On Thursday, copper prices plunged as China’s released a preliminary purchasing manager’s index of 49.4, signalling that the world’s largest copper consumers economy is contracting.
By Leia Toovey- Exclusive to Copper Investing News
Copper has been under pressure recently, as an anemic economic recovery in the United States, and fears over a potential insolvency in some EU countries have dampened the metal’s demand prospects. Copper’s downside has been somewhat limited, however, over belief that robust demand from China and declining supplies from ageing mines would maintain a market in deficit. On Thursday, the tone changed over China’s ability to buoy the copper market when the country released a preliminary purchasing manager’s index of 49.4. A reading below 50 signals contraction.
As soon as the news of a slowing Chinese economy hit the markets, copper for December delivery slid 5.8 percent, to $3.545 a pound at 8:31 a.m. on the Comex in New York, after earlier today falling to $3.525, the lowest price for a most active contract since Sept. 22, 2010. The red metal for three-month delivery declined $465, or 5.6 percent, to $7,835 a metric tonne on the London Metal Exchange.
Copper prices were already at a 10-month low, before the release of China’s PMI. Copper has dropped this year as Europe’s debt crisis and the possibility of another U.S. recession has dimmed the demand outlook for all industrial metals. “The meltdown of 2008 is in the cards if the defaults start in Euroland,” said David Threlkeld, president of Resolved Inc., a copper trading company in Scottsdale, Arizona. During the recession of 2008 copper fell 54 percent. Since copper hit a record price of $10,190 a tonne on the LME, on February 15th, prices have dropped 23 percent, if copper closes at or below $8,152 a tonne, the red metal will official enter “bear market” territory.

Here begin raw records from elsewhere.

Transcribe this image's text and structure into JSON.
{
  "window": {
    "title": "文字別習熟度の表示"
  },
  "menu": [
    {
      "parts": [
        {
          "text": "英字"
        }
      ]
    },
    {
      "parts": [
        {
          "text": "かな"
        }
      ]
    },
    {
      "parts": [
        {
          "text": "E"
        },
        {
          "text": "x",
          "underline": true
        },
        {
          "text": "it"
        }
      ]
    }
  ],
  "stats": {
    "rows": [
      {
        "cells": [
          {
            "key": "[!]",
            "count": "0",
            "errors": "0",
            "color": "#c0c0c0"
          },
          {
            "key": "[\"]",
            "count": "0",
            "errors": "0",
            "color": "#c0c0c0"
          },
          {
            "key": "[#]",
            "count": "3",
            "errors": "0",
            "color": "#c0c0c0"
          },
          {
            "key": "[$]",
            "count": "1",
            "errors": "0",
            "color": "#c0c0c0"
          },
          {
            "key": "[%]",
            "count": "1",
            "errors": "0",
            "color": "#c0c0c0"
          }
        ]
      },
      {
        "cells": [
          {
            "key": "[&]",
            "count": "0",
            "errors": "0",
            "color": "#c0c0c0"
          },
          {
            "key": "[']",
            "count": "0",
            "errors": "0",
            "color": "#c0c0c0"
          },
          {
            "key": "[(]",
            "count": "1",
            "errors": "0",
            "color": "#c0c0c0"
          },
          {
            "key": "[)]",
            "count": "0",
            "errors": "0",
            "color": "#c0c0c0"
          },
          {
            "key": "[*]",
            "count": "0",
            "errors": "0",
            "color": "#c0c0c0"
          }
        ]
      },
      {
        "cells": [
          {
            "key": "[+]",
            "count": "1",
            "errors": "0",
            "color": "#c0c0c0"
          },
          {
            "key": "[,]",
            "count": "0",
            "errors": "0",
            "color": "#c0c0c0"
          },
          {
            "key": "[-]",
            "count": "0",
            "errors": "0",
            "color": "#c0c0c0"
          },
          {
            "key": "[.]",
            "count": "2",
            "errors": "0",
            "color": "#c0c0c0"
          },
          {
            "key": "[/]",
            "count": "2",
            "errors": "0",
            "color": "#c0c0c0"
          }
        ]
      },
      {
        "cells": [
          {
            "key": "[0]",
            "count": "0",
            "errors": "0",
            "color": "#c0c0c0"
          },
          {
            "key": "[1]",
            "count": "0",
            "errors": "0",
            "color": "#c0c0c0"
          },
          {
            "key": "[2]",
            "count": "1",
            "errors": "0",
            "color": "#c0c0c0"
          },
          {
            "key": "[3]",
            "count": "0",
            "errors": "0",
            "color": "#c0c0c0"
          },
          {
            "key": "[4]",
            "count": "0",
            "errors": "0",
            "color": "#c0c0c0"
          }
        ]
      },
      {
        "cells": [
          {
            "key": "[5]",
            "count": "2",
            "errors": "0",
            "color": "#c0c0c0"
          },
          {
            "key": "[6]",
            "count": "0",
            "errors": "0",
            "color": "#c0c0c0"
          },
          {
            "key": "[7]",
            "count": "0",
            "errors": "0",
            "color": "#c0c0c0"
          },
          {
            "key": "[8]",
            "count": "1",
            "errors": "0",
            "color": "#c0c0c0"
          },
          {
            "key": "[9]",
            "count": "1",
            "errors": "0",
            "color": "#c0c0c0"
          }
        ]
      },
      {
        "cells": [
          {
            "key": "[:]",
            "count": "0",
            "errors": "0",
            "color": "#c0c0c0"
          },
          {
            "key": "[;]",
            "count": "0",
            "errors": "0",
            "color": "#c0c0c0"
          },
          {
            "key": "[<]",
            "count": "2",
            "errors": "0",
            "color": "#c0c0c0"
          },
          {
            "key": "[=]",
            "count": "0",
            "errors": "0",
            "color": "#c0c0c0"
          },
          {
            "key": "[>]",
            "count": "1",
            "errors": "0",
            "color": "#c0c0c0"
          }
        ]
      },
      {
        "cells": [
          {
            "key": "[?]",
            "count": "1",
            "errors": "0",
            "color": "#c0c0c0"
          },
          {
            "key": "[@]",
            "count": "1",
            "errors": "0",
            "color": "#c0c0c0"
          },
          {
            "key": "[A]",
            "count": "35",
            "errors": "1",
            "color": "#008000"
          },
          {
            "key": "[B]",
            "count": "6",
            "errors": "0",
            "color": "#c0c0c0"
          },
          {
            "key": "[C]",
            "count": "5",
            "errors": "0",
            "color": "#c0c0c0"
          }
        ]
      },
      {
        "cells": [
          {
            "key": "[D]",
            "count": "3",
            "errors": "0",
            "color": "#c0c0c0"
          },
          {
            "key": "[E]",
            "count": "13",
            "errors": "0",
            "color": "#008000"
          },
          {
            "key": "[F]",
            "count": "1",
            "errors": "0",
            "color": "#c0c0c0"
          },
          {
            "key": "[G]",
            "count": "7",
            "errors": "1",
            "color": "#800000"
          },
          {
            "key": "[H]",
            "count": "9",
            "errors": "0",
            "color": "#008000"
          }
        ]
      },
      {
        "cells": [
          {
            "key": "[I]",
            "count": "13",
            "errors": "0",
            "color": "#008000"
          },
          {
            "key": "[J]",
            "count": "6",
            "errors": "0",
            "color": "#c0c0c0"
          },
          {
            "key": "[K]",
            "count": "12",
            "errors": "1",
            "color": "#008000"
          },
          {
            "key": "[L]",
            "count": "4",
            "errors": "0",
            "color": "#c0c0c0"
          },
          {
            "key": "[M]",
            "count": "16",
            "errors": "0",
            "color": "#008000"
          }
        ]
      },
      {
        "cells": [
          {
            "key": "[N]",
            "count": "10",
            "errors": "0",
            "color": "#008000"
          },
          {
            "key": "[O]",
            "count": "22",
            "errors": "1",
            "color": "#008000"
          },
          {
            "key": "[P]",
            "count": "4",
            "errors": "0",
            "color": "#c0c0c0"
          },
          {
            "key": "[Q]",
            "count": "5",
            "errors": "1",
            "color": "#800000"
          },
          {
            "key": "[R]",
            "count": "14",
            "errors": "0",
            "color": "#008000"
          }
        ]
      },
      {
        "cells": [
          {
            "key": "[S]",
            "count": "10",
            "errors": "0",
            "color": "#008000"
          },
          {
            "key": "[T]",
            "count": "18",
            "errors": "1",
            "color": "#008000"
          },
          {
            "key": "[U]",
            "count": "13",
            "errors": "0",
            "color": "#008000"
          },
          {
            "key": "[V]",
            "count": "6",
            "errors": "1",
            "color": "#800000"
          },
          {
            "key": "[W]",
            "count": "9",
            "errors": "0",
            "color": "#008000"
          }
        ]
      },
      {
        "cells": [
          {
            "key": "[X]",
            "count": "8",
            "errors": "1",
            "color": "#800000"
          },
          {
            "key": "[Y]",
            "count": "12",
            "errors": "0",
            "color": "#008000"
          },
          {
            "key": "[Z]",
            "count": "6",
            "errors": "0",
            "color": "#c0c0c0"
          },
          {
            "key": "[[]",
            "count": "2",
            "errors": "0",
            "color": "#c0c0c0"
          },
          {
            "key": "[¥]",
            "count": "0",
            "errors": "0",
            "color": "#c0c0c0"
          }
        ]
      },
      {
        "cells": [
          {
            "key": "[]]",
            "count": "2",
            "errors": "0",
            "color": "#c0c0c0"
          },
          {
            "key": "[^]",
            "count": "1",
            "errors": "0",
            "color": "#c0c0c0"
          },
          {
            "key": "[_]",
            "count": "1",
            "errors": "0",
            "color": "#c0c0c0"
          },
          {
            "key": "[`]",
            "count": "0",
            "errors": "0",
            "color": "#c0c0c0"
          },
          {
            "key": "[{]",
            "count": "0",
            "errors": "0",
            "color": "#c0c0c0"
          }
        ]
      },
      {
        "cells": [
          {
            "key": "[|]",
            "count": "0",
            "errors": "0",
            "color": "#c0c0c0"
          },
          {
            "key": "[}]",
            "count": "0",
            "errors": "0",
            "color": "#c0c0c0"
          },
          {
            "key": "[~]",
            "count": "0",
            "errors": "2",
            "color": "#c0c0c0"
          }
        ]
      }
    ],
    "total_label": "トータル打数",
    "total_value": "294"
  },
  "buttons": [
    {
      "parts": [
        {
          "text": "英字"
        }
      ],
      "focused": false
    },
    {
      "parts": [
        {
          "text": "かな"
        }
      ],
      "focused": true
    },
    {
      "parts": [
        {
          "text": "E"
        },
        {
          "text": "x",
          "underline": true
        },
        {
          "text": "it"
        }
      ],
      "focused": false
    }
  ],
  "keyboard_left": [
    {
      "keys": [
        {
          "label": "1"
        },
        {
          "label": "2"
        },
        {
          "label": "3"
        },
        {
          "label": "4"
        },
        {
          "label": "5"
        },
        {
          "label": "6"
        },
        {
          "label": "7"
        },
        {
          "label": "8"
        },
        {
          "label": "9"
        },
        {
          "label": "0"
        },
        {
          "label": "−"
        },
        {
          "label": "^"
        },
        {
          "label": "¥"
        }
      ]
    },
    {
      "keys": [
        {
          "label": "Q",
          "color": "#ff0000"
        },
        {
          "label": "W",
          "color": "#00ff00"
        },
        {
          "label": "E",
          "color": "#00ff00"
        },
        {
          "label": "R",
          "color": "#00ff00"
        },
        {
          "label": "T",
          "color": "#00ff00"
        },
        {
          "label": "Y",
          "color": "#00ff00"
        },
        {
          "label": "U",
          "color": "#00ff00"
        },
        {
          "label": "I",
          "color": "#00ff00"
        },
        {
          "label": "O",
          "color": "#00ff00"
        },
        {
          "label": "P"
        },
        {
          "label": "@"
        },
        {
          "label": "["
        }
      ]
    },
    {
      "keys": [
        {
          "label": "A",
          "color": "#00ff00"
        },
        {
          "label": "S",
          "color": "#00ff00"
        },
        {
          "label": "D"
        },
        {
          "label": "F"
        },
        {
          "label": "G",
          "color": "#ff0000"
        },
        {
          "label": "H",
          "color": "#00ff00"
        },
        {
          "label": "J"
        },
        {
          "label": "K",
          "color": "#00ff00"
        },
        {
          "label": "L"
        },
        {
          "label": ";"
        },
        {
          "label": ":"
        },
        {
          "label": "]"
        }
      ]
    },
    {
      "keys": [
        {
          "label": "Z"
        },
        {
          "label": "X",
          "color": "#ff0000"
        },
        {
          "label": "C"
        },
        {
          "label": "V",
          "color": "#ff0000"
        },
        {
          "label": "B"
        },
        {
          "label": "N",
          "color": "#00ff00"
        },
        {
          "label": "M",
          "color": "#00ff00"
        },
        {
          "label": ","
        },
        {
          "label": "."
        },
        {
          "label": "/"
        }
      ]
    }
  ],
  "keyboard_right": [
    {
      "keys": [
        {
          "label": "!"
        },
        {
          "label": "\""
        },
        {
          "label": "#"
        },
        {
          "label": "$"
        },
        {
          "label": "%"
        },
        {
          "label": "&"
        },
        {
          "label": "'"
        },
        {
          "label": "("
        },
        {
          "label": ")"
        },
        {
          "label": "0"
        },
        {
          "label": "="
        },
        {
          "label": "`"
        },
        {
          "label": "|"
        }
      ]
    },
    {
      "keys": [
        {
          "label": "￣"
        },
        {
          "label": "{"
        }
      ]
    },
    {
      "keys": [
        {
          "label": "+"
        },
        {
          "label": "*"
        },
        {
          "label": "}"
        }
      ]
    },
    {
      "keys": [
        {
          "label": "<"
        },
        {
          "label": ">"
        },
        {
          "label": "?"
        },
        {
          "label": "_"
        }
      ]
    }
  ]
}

Unexpected surplus threatens prices
Copper’s recovered quickly from the recession, on the back of aggressive stockpiling by China. China purchased so much of the metal that analyst realized that there could be a supply deficit in the copper market before new supplies came online. Unfortunately, the global economic recovery has met major resistance so far in 2011, and now the market may actually witness a surplus. According to the World Bureau of Metal Statistics, the global copper market had a surplus of 260,500 tonnes in January to July compared with a surplus of 76,000 tonnes in the whole of last year. World refined production for January to July rose to 11.21 million tonnes, up 1.1 percent compared with the same months last year. Global consumption was 10.953 million tonnes and the 2010 calendar year total was 19.09 million tonnes. “Chinese apparent consumption fell by 272 kt to 4115 kt which represented 37.6 percent of global demand,” WBMS said in a statement.
Copper shrugs off supply threats
The larger-than-expected surplus may be behind copper’s ability to withstand supply threats. The market has experienced a great deal of labour disputes this year, but they have not really impacted prices. Right now, there is an ongoing strike at Freeport-McMoRan Copper and Gold Inc.’s (NYSE:FCX) Grasberg mine in Indonesia. The 30-day protest, which miners embarked upon last week, is denting output at the world’s largest publicly traded copper producer. In a statement, Freeport said the hit to copper output is estimated at 3 million pounds for every day of the strike, and will likely prevent the company from meeting its third-quarter sales estimates. Further complicating the situation is the fact that miners at Freeport’s Cerro Verde mine in Peru will start an indefinite strike next week. On Tuesday, Chief Executive Officer Richard Adkerson said only that production had been slowed “significantly.” While the strike has not yet impacted prices, according to one analyst, if the strike does last for the full 30-days it will likely provide some support. “Over just a day or two, it’s not a game-changing amount, but if the unions remain true to their word and hold for a full 30-day strike, that’s nearly 40,000 tonnes of copper, which is significant, according to Nicholas Snowdon, an analyst with Barclays Capital (NYSE:BCS). The miners’ union is demanding an hourly pay raise to between $17.50 and $43.00, from a current rate of $1.50 to $3.00.
Securities Disclosure: I, Leia Toovey, have equity interests in Freeport-McMoRan Copper and Gold Inc.